German film distributors can pat themselves on the back for being the first country outside Japan to give LOVE EXPOSURE a general release: four breathless hours of epic madness you should not miss under any circumstances. We talked to writer-director Sion Sono and actress Sakura Ando, the film's chief villain with a budgie as a Bond-esque pet.
How do you research a film like this? Did you spend months locked in your room watching porn?
Sion Sono: I didn’t need to. I knew a lot of it already. The main character Yu is based on a friend of mine who makes Peek-A-Panty films professionally. I used to make them with him, when I was poor.
Professionally?
SS: There’s a real market in it. A good Peek-A-Panty DVD can cost 10,000 Yen (about €73). People make a lot of money with it. Plus I was in a religious cult for about a month, just like the Zero Church that Yu joins in the film.
Why?
SS: I was lonely and poor and I had nothing to eat, and they picked me up when I was wandering the streets. I had to clean and do a lot of the humiliating stuff shown in the film.
How did you get away from them after that month?
SS: Well, I didn’t give them my real name, and I didn’t have an address at the time, so…
The movie has a very dark view of religious cults.
SS: There are many religious cults in Japan. I don’t know the exact numbers, but it is said that one in every four or five people is in one. In fact, put together, these new sects have become larger than the traditional religions like Buddhism or Christianity. I’m very interested in this phenomenon.

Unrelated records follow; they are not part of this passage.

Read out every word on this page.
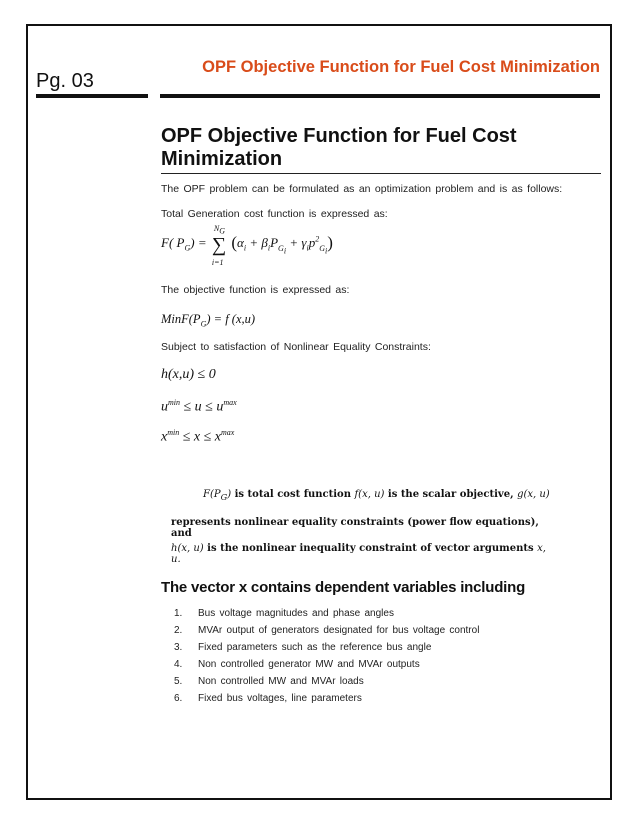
Pg. 03
OPF Objective Function for Fuel Cost Minimization
OPF Objective Function for Fuel Cost Minimization
The OPF problem can be formulated as an optimization problem and is as follows:
Total Generation cost function is expressed as:
F( $P_G$) = ∑
$N_G$
i=1
$(\alpha_i + \beta_iP_{G_i} + \gamma_ip^2_{G_i})$
The objective function is expressed as:
$MinF(P_G) = f$ (x,u)
Subject to satisfaction of Nonlinear Equality Constraints:
h(x,u) ≤ 0
$u^{min} \le u \le u^{max}$
$x^{min} \le x \le x^{max}$
$F(P_G)$ is total cost function f(x, u) is the scalar objective, g(x, u)
represents nonlinear equality constraints (power flow equations), and
h(x, u) is the nonlinear inequality constraint of vector arguments x, u.
The vector x contains dependent variables including
1. Bus voltage magnitudes and phase angles
2. MVAr output of generators designated for bus voltage control
3. Fixed parameters such as the reference bus angle
4. Non controlled generator MW and MVAr outputs
5. Non controlled MW and MVAr loads
6. Fixed bus voltages, line parameters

How big is Scientology in Japan?
SS: We don’t have much Scientology – we have much crazier cults like sex cults and so on. The Zero Church in the movie is really influenced by the notorious Aum [Shinrikyo] sect that carried out those terror attacks on the subway [in Tokyo, in 1995].
Is there a tradition of pervert films in Japan?

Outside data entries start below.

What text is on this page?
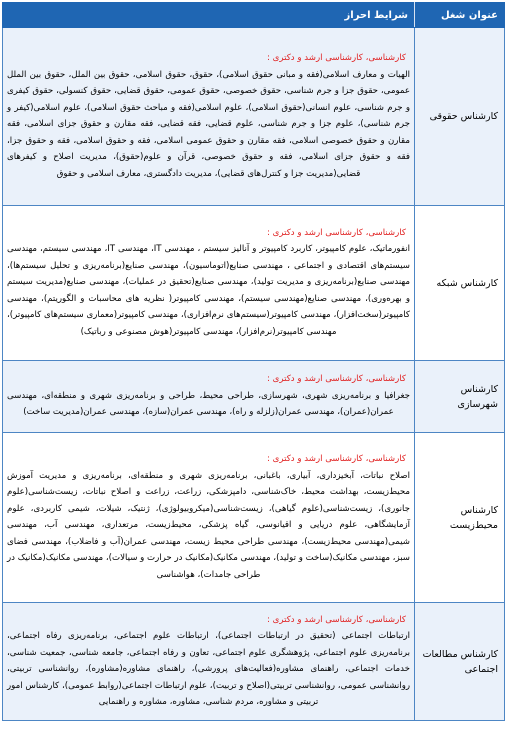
عنوان شغل	شرایط احراز
کارشناس حقوقی	کارشناسی، کارشناسی ارشد و دکتری :
الهیات و معارف اسلامی(فقه و مبانی حقوق اسلامی)، حقوق، حقوق اسلامی، حقوق بین الملل، حقوق بین الملل عمومی، حقوق جزا و جرم شناسی، حقوق خصوصی، حقوق عمومی، حقوق قضایی، حقوق کنسولی، حقوق کیفری و جرم شناسی، علوم انسانی(حقوق اسلامی)، علوم اسلامی(فقه و مباحث حقوق اسلامی)، علوم اسلامی(کیفر و جرم شناسی)، علوم جزا و جرم شناسی، علوم قضایی، فقه قضایی، فقه مقارن و حقوق جزای اسلامی، فقه مقارن و حقوق خصوصی اسلامی، فقه مقارن و حقوق عمومی اسلامی، فقه و حقوق اسلامی، فقه و حقوق جزا، فقه و حقوق جزای اسلامی، فقه و حقوق خصوصی، قرآن و علوم(حقوق)، مدیریت اصلاح و کیفرهای قضایی(مدیریت جزا و کنترل‌های قضایی)، مدیریت دادگستری، معارف اسلامی و حقوق

کارشناس شبکه	کارشناسی، کارشناسی ارشد و دکتری :
انفورماتیک، علوم کامپیوتر، کاربرد کامپیوتر و آنالیز سیستم ، مهندسی IT، مهندسی IT، مهندسی سیستم، مهندسی سیستم‌های اقتصادی و اجتماعی ، مهندسی صنایع(اتوماسیون)، مهندسی صنایع(برنامه‌ریزی و تحلیل سیستم‌ها)، مهندسی صنایع(برنامه‌ریزی و مدیریت تولید)، مهندسی صنایع(تحقیق در عملیات)، مهندسی صنایع(مدیریت سیستم و بهره‌وری)، مهندسی صنایع(مهندسی سیستم)، مهندسی کامپیوتر( نظریه های محاسبات و الگوریتم)، مهندسی کامپیوتر(سخت‌افزار)، مهندسی کامپیوتر(سیستم‌های نرم‌افزاری)، مهندسی کامپیوتر(معماری سیستم‌های کامپیوتر)، مهندسی کامپیوتر(نرم‌افزار)، مهندسی کامپیوتر(هوش مصنوعی و رباتیک)

کارشناس شهرسازی	کارشناسی، کارشناسی ارشد و دکتری :
جغرافیا و برنامه‌ریزی شهری، شهرسازی، طراحی محیط، طراحی و برنامه‌ریزی شهری و منطقه‌ای، مهندسی عمران(عمران)، مهندسی عمران(زلزله و راه)، مهندسی عمران(سازه)، مهندسی عمران(مدیریت ساخت)

کارشناس محیط‌زیست	کارشناسی، کارشناسی ارشد و دکتری :
اصلاح نباتات، آبخیزداری، آبیاری، باغبانی، برنامه‌ریزی شهری و منطقه‌ای، برنامه‌ریزی و مدیریت آموزش محیط‌زیست، بهداشت محیط، خاک‌شناسی، دامپزشکی، زراعت، زراعت و اصلاح نباتات، زیست‌شناسی(علوم جانوری)، زیست‌شناسی(علوم گیاهی)، زیست‌شناسی(میکروبیولوژی)، ژنتیک، شیلات، شیمی کاربردی، علوم آزمایشگاهی، علوم دریایی و اقیانوسی، گیاه پزشکی، محیط‌زیست، مرتعداری، مهندسی آب، مهندسی شیمی(مهندسی محیط‌زیست)، مهندسی طراحی محیط زیست، مهندسی عمران(آب و فاضلاب)، مهندسی فضای سبز، مهندسی مکانیک(ساخت و تولید)، مهندسی مکانیک(مکانیک در حرارت و سیالات)، مهندسی مکانیک(مکانیک در طراحی جامدات)، هواشناسی

کارشناس مطالعات اجتماعی	کارشناسی، کارشناسی ارشد و دکتری :
ارتباطات اجتماعی (تحقیق در ارتباطات اجتماعی)، ارتباطات علوم اجتماعی، برنامه‌ریزی رفاه اجتماعی، برنامه‌ریزی علوم اجتماعی، پژوهشگری علوم اجتماعی، تعاون و رفاه اجتماعی، جامعه شناسی، جمعیت شناسی، خدمات اجتماعی، راهنمای مشاوره(فعالیت‌های پرورشی)، راهنمای مشاوره(مشاوره)، روانشناسی تربیتی، روانشناسی عمومی، روانشناسی تربیتی(اصلاح و تربیت)، علوم ارتباطات اجتماعی(روابط عمومی)، کارشناس امور تربیتی و مشاوره، مردم شناسی، مشاوره، مشاوره و راهنمایی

SS: No there isn’t. Usually Japanese films are about family, a normal love between man and woman, that sort of thing.
Love Exposure has a very conflicted attitude to mainstream religion. Were you brought up Catholic?
SS: I was thinking about becoming Catholic, but I’m not normal enough for the Church. I like Jesus Christ, but I can’t get too close to Christianity. If there was a fan club for Jesus, I would be in that fan club.

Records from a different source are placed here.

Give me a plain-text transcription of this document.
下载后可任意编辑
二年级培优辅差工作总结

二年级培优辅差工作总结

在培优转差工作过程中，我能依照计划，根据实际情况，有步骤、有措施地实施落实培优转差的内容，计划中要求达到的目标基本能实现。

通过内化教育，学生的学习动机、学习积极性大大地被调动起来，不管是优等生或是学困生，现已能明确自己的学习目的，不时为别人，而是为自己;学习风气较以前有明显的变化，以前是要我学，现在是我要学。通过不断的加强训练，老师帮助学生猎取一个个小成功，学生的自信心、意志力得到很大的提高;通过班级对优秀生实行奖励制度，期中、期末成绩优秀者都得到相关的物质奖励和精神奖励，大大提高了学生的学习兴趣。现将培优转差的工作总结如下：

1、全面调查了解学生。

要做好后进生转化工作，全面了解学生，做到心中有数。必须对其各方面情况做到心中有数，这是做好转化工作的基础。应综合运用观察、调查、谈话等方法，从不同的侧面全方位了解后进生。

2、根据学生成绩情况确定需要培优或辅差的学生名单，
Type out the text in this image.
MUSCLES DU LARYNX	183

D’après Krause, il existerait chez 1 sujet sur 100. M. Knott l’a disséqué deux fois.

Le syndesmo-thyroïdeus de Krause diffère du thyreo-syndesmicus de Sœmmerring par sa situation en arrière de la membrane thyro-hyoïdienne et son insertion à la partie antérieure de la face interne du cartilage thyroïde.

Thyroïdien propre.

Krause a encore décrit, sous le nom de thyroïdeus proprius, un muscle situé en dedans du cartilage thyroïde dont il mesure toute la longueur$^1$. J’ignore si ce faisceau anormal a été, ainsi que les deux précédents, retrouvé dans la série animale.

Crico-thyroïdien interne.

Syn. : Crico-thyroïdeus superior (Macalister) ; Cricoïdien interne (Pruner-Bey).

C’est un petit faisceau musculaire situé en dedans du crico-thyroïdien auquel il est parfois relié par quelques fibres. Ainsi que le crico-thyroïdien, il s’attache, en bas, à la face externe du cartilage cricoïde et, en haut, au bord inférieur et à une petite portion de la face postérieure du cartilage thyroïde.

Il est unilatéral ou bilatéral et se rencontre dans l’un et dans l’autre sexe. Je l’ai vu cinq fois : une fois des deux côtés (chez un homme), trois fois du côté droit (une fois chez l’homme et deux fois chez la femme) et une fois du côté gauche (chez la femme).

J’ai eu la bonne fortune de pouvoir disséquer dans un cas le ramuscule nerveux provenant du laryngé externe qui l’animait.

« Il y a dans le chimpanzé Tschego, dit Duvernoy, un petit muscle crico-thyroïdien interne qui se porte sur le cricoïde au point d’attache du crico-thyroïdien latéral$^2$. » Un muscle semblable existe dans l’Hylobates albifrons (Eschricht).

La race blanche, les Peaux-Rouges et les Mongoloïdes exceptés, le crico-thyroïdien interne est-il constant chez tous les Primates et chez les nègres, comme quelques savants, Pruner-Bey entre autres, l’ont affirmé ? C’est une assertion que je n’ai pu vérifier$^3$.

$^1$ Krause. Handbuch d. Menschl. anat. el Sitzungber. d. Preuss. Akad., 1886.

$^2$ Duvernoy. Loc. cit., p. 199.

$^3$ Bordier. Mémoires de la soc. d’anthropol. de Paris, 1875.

Are you influenced by film-makers like Takashi Miike, who also has a sick imagination?
SS: People always ask me this. I’m impressed by the number of films he makes, but apart from Ichi the Killer and Audition, I don’t really like his stuff. Visitor Q is good too. He is an interesting director, but there’s no connection between us.
What is really good about Love Exposure is that it is very cynical about almost everything except its own characters. They all have good hearts, no matter how evil they are. And we get learn all their back stories. It’s a film that loves its characters. Was that your intention?
SS: That developed later in the writing. At the beginning, this story was a simple love story between a boy and a girl, but then the father and the mother came in, and the evil one, and I found I had to tell all the stories. The film just grew and grew, until it was four hours long.
Sakura Ando: I don’t think my character is evil, by the way. It was very challenging to play this role, but I also enjoyed it a lot. I put all my love into this character. It’s very rare to get a role like this and it’s very different from the other roles I play.
How different?
SA: Well, I made another film at the same time where I played a virgin school girl who hadn’t had her period yet. I've never had a role like this before.
Whose idea was the Bond villain-style pet budgie which she carries around with her?
SS: That was in the script, and the idea was that it was the only friend she had for her whole life.
SA: And I was allergic to it. I got a rash every time it sat on me. I hated that bird.